Writing huge Sets() to disk

Fri Jan 14 11:12:32 EST 2005

Tim Peters wrote:
> [Martin MOKREJŠ]
> 
>>...
>>
>>I gave up the theoretical approach. Practically, I might need up
>>to store maybe those 1E15 keys.
> 
> 
> We should work on our multiplication skills here <wink>.  You don't
> have enough disk space to store 1E15 keys.  If your keys were just one
> byte each, you would need to have 4 thousand disks of 250GB each to
> store 1E15 keys.  How much disk space do you actually have?  I'm
> betting you have no more than one 250GB disk.
> 
> ...
> 
> [Istvan Albert]
> 
>>>On my system storing 1 million words of length 15
>>>as keys of a python dictionary is around 75MB.
> 
> 
>>Fine, that's what I wanted to hear.
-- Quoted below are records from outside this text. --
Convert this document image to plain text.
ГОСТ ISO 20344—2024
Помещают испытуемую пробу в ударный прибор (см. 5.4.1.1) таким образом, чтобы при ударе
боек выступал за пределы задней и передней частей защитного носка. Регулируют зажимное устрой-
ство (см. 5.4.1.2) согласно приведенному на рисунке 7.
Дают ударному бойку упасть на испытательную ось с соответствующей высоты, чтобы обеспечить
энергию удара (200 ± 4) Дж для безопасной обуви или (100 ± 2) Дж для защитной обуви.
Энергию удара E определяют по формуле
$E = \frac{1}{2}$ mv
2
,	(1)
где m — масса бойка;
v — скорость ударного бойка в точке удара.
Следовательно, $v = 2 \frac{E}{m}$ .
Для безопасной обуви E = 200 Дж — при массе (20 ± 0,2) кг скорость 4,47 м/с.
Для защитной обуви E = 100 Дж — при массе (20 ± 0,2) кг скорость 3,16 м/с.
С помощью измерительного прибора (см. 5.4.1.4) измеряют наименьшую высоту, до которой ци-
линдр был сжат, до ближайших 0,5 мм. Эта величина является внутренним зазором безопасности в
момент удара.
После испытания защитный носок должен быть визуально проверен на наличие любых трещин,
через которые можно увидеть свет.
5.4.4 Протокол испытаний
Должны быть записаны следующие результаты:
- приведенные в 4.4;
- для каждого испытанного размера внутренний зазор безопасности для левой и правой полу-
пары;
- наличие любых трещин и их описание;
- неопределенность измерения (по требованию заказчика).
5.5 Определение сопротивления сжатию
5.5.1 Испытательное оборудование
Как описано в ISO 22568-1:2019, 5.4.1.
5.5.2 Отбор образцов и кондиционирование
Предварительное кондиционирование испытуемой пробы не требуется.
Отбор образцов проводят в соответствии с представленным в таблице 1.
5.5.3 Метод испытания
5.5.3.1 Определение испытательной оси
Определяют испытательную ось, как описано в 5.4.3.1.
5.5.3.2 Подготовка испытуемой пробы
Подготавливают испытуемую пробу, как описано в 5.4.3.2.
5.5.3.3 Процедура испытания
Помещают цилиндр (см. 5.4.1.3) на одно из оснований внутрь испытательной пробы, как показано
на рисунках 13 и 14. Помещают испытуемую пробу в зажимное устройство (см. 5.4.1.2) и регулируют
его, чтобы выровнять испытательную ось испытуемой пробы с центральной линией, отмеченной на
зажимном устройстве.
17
How do you improve the algorithm?
>>Do you delay indexing to the very latest moment or do you let your
>>computer index 999 999 times just for fun?
> 
> 
> It remains wholly unclear to me what "the algorithm" you want might
> be.  As I mentioned before, if you store keys in sorted text files,
> you can do intersection and difference very efficiently just by using
> the Unix `comm` utiltity.

This comm(1) approach doesn't work for me. It somehow fails to detect
common entries when the offset is too big.

file 1:

A
F
G
I
K
M
N
R
V
AA
AI
FG
FR
GF
GI
GR
IG
IK
IN
IV
KI
MA
NG
RA
RI
VF
AIK
FGR
FRA
GFG
GIN
GRI
IGI
IGR
IKI
ING
IVF
KIG
MAI
NGF
RAA
RIG

file 2:

W
W
W
W
W
W
W
W
W
W
AA
AI
FG
FR
GF
GI
GR
IG
IK
IN
IV
KI
MA
NG
RA
RI
VF
AAAAA
AAAAA
AAAAA
AAAAA
AAAAA
AAAAA
AAAAA
AAAAA
AAAAA
AAAAA
AAAAA
AAAAA